Kaboul – Mercredi 20 août 2008
Messieurs les officiers généraux,
Mesdames et Messieurs,
Et si vous le permettez, chers amis,
Il était bien dans mes projets de venir à nouveau à Kaboul auprès des forces françaises qui sont engagées en Afghanistan depuis 2001. Je dois vous dire que je ne pensais pas malheureusement que des circonstances aussi dramatiques viendraient précipiter ma présence parmi vous aujourd’hui.
Chef des armées, je suis venu, accompagné de votre ministre, Hervé MORIN, du ministre des Affaires étrangères, Bernard KOUCHNER, du Chef d’État-major de nos armées et du Chef de mon État-major particulier. Je suis venu pour partager votre deuil, pour m’associer à la peine indicible qui est la vôtre et pour vous dire que ce sont tous les Français qui ont été bouleversés par le si lourd bilan de l’embuscade d’Uzbeen.
Je souhaite m’incliner au nom de la Nation devant la mémoire de vos dix camarades. Ils sont allés jusqu’au bout de leur engagement. Ils l’ont payé de leur vie et ils nous rappellent que le métier des armes qui est le vôtre n’est pas un métier comme les autres.

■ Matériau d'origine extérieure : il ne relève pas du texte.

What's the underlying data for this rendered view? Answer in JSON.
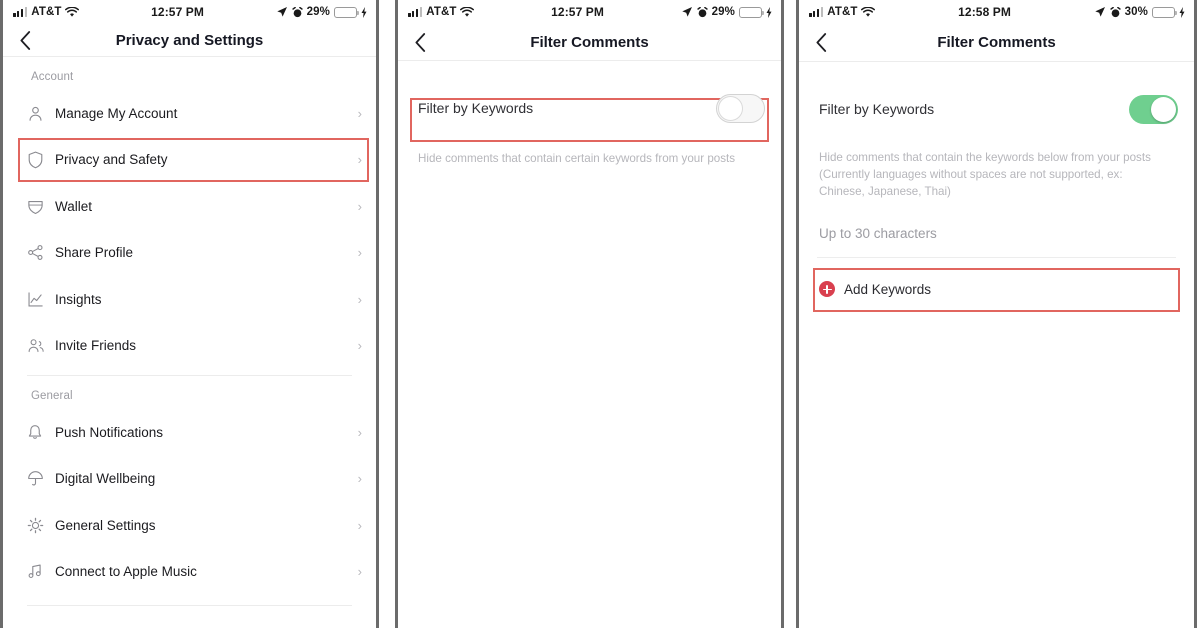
{
  "panels": [
    {
      "id": "privacy-and-settings",
      "status_bar": {
        "carrier": "AT&T",
        "time": "12:57 PM",
        "battery_percent": "29%",
        "icons": [
          "signal-bars-icon",
          "wifi-icon",
          "location-arrow-icon",
          "alarm-clock-icon",
          "battery-icon",
          "charging-bolt-icon"
        ]
      },
      "nav": {
        "back_icon": "chevron-left-icon",
        "title": "Privacy and Settings"
      },
      "sections": [
        {
          "header": "Account",
          "items": [
            {
              "label": "Manage My Account",
              "icon": "person-icon",
              "highlighted": false
            },
            {
              "label": "Privacy and Safety",
              "icon": "shield-icon",
              "highlighted": true
            },
            {
              "label": "Wallet",
              "icon": "wallet-icon",
              "highlighted": false
            },
            {
              "label": "Share Profile",
              "icon": "share-nodes-icon",
              "highlighted": false
            },
            {
              "label": "Insights",
              "icon": "line-chart-icon",
              "highlighted": false
            },
            {
              "label": "Invite Friends",
              "icon": "people-icon",
              "highlighted": false
            }
          ]
        },
        {
          "header": "General",
          "items": [
            {
              "label": "Push Notifications",
              "icon": "bell-icon",
              "highlighted": false
            },
            {
              "label": "Digital Wellbeing",
              "icon": "umbrella-icon",
              "highlighted": false
            },
            {
              "label": "General Settings",
              "icon": "gear-icon",
              "highlighted": false
            },
            {
              "label": "Connect to Apple Music",
              "icon": "music-note-icon",
              "highlighted": false
            }
          ]
        }
      ]
    },
    {
      "id": "filter-comments-off",
      "status_bar": {
        "carrier": "AT&T",
        "time": "12:57 PM",
        "battery_percent": "29%"
      },
      "nav": {
        "back_icon": "chevron-left-icon",
        "title": "Filter Comments"
      },
      "toggle": {
        "label": "Filter by Keywords",
        "state": "off",
        "highlighted": true
      },
      "helper_text": "Hide comments that contain certain keywords from your posts"
    },
    {
      "id": "filter-comments-on",
      "status_bar": {
        "carrier": "AT&T",
        "time": "12:58 PM",
        "battery_percent": "30%"
      },
      "nav": {
        "back_icon": "chevron-left-icon",
        "title": "Filter Comments"
      },
      "toggle": {
        "label": "Filter by Keywords",
        "state": "on",
        "highlighted": false
      },
      "helper_text": "Hide comments that contain the keywords below from your posts (Currently languages without spaces are not supported, ex: Chinese, Japanese, Thai)",
      "char_limit_label": "Up to 30 characters",
      "add_keywords": {
        "label": "Add Keywords",
        "icon": "plus-circle-icon",
        "highlighted": true
      }
    }
  ],
  "colors": {
    "highlight_border": "#e1665f",
    "toggle_on": "#6fcf8f",
    "plus_red": "#d9404f",
    "battery_yellow": "#f5c518"
  }
}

Parce que chacun d’entre vous a consenti une part de sacrifice, cette part de sacrifice, vous l’avez consentie librement. Je voudrais vous dire que je mesure ma responsabilité. Les décisions, c’est à moi de les prendre. Les ordres qui vous sont donnés, c’est à moi de les assumer et de les prendre aussi. Que les choses soient claires, quand il vous arrive quelque chose, je m’en sens responsable. Même si vous êtes là depuis 2001, même si c’est une région où on est là depuis longtemps, je suis responsable. C’était donc normal que je vienne partager votre peine. Je le dirai, d’ailleurs, aux familles de vos camarades, demain à la cérémonie nationale que nous organiserons aux Invalides en leur honneur.
Ce n’est pas parce que vous êtes soldats que la mort d’un des vôtres a moins de prix. Bien sûr qu’il y a une part de sacrifice librement consentie, mais pour moi, les soldats doivent rentrer à la maison. Et pourtant, je suis venu vous dire que le travail que vous faites ici est indispensable. Je ne le dis pas simplement à vous, soldats français. Je le dis aussi à vos camarades, à toute l’Europe car ce sont des soldats de toute l’Europe qui sont ici. Pourquoi sont-ils ici ? Pourquoi toute l’Europe est ici et nos alliés, des grandes démocraties, les Etats-Unis, le Canada, l’Australie et tant d’autres. Pourquoi sommes-nous ici ? Parce qu’ici se joue une part de la liberté du monde. Parce qu’ici se mène le combat contre le terrorisme, contre des gens pour qui la vie et la dignité n’ont aucun prix.
Nous ne sommes pas ici contre les Afghans, nous sommes ici aux côtés des Afghans, pour les aider et pour ne pas les laisser seuls face à la barbarie. Ce que les Talibans ont fait à vos camarades ils l’ont fait contre leurs propres frères Afghans avant, et c’est le choix politique de plusieurs dizaines de démocraties qui ont choisi d’être ici. C’est un travail très difficile, mais c’est un travail que l’on doit mener parce que nous n’avons pas le droit de perdre.
Parce que se battre ici, dans la vallée d’Uzbeen en Afghanistan, les Français doivent le savoir, c’est protéger nos démocraties contre le terrorisme. Vous défendez ici les droits de l’Homme, et plus particulièrement les droits de la femme. Grâce à vous des millions d’enfants Afghans sont scolarisés. Grâce à vous la mortalité infantile ici a été divisée par trois. C’est cela le travail que vous faites. Même si le bilan est très lourd, ce que vous faites ici, soyez-en fiers.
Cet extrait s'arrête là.